Here is a complete lunch featuring Chickpea Pancakes served with tomato chutney and sautéed asparagus spears. Chickpeas and their flour are popular in many Indian and Mediterranean dishes such as hummus, chana masala, curry, and falafel, and are also a staple in Spanish and Portuguese stews. Although commonly used in savory main dishes, chickpeas can also be ground into a paste for dough or batter.
The brunch plate for today’s recipe includes three main components: the Chickpea Pancakes, Tomato Chutney, and Sautéed Asparagus. This beautiful dish offers a perfect balance of sweet, spicy, and savory flavors, packed with nutrients to keep you energized all day.

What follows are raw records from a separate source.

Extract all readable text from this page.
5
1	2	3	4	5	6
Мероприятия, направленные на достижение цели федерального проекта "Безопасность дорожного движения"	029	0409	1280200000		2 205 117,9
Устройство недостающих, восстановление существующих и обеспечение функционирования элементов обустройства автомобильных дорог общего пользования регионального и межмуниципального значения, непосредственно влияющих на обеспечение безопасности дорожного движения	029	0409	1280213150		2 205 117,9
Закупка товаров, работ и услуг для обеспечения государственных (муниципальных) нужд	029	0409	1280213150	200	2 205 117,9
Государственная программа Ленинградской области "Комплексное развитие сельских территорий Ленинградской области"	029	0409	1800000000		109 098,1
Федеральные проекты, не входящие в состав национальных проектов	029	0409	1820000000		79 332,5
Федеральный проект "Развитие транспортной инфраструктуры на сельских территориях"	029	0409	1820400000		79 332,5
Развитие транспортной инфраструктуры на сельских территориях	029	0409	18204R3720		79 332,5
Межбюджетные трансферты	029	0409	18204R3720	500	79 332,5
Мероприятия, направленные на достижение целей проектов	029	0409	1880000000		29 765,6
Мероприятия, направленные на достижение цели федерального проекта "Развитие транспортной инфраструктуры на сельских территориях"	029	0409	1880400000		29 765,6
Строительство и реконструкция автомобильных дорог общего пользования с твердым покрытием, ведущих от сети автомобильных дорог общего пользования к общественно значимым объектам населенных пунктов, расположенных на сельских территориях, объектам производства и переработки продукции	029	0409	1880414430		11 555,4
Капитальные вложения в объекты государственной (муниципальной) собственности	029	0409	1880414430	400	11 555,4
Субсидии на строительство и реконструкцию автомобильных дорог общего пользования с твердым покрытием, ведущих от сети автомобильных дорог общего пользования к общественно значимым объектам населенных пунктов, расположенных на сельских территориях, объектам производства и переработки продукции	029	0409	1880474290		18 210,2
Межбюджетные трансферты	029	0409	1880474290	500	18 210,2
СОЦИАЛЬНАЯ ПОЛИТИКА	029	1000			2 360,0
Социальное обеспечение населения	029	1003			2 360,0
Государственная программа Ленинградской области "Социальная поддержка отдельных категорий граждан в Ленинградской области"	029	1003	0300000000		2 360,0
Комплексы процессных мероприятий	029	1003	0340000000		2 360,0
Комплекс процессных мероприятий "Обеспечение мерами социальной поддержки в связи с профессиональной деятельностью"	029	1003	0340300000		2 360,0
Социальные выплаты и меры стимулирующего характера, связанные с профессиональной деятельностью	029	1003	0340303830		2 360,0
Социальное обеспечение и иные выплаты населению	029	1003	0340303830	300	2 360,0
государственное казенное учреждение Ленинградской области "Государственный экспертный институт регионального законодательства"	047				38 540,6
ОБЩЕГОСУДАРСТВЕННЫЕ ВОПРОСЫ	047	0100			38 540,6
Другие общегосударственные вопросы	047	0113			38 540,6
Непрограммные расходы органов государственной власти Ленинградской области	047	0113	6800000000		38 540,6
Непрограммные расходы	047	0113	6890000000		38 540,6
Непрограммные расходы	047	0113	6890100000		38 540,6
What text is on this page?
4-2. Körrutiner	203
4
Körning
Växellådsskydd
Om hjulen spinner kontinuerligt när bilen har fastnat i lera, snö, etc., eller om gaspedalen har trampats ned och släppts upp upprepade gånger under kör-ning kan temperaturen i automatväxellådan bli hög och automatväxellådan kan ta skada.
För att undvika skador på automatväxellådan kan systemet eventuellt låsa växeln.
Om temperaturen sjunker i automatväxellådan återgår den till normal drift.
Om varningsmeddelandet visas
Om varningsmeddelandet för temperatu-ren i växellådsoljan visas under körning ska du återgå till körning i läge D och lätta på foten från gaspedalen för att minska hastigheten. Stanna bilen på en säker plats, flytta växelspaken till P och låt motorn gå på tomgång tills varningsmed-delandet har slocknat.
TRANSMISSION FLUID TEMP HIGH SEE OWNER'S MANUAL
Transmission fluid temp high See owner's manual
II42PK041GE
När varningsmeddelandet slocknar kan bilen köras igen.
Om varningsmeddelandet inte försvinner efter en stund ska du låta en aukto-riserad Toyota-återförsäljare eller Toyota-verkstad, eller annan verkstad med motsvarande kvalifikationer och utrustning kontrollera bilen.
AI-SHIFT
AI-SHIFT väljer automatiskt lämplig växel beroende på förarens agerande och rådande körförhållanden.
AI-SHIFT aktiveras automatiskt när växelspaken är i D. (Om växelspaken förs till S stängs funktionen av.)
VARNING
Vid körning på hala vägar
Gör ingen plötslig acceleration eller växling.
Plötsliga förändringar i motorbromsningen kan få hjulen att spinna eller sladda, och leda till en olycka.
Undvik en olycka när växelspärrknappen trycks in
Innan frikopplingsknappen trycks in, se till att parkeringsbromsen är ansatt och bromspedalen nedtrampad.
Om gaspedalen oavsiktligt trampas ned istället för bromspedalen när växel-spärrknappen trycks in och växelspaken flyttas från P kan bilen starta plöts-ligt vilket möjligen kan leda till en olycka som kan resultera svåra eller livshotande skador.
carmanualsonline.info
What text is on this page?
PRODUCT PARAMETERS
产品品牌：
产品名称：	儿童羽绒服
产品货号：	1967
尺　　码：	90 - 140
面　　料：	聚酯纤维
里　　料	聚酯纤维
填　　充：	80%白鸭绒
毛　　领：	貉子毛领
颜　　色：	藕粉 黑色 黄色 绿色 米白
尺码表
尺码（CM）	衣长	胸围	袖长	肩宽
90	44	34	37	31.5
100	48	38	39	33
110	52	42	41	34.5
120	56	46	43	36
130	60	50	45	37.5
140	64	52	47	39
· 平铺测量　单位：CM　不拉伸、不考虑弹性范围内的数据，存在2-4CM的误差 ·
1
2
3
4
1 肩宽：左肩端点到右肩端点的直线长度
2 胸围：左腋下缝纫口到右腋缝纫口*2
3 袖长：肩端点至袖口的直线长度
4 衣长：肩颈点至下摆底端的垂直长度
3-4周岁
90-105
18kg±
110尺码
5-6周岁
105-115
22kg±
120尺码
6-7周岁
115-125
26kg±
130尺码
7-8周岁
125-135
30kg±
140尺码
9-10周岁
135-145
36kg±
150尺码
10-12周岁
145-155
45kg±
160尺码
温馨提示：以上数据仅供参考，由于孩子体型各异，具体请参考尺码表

The Chickpea Pancakes are light and aromatic with a slightly spicy bite, while the Tomato Chutney provides a hint of sweetness from coconut sugar. The fresh asparagus adds a bright, tangy touch that perfectly complements the overall dish.
You will enjoy this quick and distinctive trio recipe—an ideal sample for a wholesome brunch.
Chickpea Pancakes
Nutritional benefits: This dish is a great source of protein and minerals. It also supports weight loss by controlling appetite and moderating blood sugar levels due to its low glycemic index and slow carbohydrate absorption.
Ingredients
- For Chickpea Pancakes
- 3/4 cup gram or chickpea flour
- 1 fennel bulb (white part), finely minced
- 1/2 fresh coom green chili, finely minced
- a few sprigs of fresh coriander, finely minced
- 1 teaspoon dried pomegranate seeds, crushed (see note)
- 1/2 teaspoon cumin seeds
- 1/2 teaspoon ground coriander
- 1/4 teaspoon ground turmeric
- 1/2 teaspoon fenugreek seeds, crushed
- Red chili powder, to taste (optional)
- 1-2 tablespoon Sunflower oil
- For Tomato Chutney
- 50g golden raisins, soaked in water
- 100g ripe tomatoes, diced
- 1/4 thumb-sized fresh ginger root, finely grated
- 6 sprigs of fresh coriander
- 1 tablespoon sesame oil
- 1 tablespoon panch phoran (see note)
- 1 small dried red chili
- 1 tablespoon tomato purée
- 100g coconut/palm sugar
- 1 tablespoon apple cider vinegar
- 1/2 teaspoon ground coriander
- 1/4 teaspoon garam masala
- For Sautéed Asparagus
- 6 asparagus spears
- 2 tablespoon olive oil
- 1 tablespoon aged balsamic vinegar
- A pinch of salt
- A pinch of black pepper
Instructions
Chickpea Pancakes:
Toast the cumin seeds in a dry frying pan for about 5 minutes.
Transfer the toasted cumin seeds and mix with coriander, fennel, green chili, chickpea flour, and ground spices. Gradually add 220ml of water as needed to form a smooth batter; season with sea salt, black pepper, and red chili powder to taste.
Grease a large non-stick pan with a little sunflower oil, then cook one pancake at a time until the batter is used up. Stack the pancakes between layers of greaseproof paper until ready to serve.
Tomato Chutney:
Sauté the golden raisins on medium heat with sesame oil and set them aside.
Heat a bit more sesame oil in a pan over medium heat. Fry the Indian five-spice (panch phoran) until it crackles, then add the tomatoes, ginger, coriander leaves, the sautéed raisins, and the remaining ingredients.
Add salt and simmer for 20 minutes or until the chutney thickens.
Sautéed Asparagus:
Heat a pan over medium heat, add olive oil, and sauté the asparagus spears for 2-3 minutes. Sprinkle with salt and black pepper.
Garnish the asparagus with the tomato and raisin chutney and serve as a side dish to the pancakes.
Nutrition
-
369.0 Calories
-
48.8g Carbohydrates
-
0.0mg Cholesterol
-
16.9g Fat
-
11.3g Fiber
-
10.4g Protein
-
2.1g Saturated fat
-
123.0mg Sodium
-
17.1g Sugar
-
0.0g Trans fat
Notes
Tips: Panch phoran is an Indian blend of five spices, typically including cumin, fennel, fenugreek, mustard, and nigella seeds. There is also a Chinese version of five spices that uses cinnamon, fennel seed, star anise, cloves, and a variable fifth ingredient, often serving as a wild card alongside white pepper, Sichuan peppercorns, and ginger.